The government represents the people. That's the deal.

We just don't know which people.

Eh, but it's only politics. Not like it's anything important.

Oscar said...

"Such loose security leaves open opportunities to manipulate the vote."

Exactly, it doesn't matter how technically secure the application might be, ultimately humans need to verify it and this is where we have the problem.

People take sides, whether it is driven from their own experiences or encouraged by a political affiliation.

I think there must be a more open, transparent way of verifying votes. And more than one third party needs to verify and stick around for the process.

X. Dell said...

People would notice. The problem is that the people have no recourse, other than to ask the fox to again check the henhouse.
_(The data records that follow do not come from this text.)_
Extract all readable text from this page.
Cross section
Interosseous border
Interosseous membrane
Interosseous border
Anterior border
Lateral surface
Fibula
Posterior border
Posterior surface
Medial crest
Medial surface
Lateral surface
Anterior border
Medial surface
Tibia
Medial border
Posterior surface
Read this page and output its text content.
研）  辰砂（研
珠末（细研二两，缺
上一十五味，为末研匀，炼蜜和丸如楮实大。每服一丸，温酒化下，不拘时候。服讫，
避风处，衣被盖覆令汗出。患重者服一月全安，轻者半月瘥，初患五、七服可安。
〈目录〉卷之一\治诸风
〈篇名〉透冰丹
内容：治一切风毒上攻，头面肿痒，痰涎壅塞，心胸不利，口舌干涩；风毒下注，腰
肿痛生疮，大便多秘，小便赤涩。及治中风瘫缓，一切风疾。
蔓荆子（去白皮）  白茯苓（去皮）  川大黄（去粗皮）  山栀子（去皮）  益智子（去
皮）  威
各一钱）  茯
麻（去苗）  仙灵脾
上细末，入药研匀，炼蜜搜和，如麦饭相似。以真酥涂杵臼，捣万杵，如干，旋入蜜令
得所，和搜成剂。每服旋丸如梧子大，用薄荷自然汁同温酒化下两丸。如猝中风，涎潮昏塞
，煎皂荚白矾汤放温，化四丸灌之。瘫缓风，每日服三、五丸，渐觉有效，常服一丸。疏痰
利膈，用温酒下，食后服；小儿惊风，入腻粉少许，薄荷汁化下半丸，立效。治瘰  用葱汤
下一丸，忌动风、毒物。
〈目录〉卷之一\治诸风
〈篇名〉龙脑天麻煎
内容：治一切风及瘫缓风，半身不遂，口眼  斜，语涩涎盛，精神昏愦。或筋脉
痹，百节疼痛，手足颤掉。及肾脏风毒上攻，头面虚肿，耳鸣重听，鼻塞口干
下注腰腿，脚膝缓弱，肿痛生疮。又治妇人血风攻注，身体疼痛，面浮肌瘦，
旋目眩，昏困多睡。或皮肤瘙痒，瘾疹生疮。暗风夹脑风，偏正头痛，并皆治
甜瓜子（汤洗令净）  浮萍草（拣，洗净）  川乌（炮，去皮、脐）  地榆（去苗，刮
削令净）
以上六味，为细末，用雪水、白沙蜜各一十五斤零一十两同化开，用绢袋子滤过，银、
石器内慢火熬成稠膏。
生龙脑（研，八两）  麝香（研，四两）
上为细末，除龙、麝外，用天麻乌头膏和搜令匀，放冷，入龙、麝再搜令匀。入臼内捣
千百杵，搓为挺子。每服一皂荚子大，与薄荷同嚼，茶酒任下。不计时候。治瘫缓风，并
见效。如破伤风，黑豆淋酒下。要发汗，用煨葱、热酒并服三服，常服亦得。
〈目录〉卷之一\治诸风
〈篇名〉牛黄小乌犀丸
I have a friend who's been attempting to mobilize support for voting machine accountablitiy eer since the 2004 elections. Unfortunately, when citizens face corporations, they're usually the underdog.

Ray Palm (Ray X) said...

The other part of the problem is that most people are busy, caught up in the day-to-day rat race, trying to make ends meet. If they turn on the boob tube, usually it's to relax and watch some empty-headed entertainment, not in depth reporting on social issues.

That's how "They" stay in power - keep the masses distracted, overworked, too tired to care.

Or manipulate them, get them all worked up with propaganda about the evils of socialized health care, death panels and whatever.

I agree, X. Dell - citizens are underdogs when facing corporations. This health care "debate" is a prime example.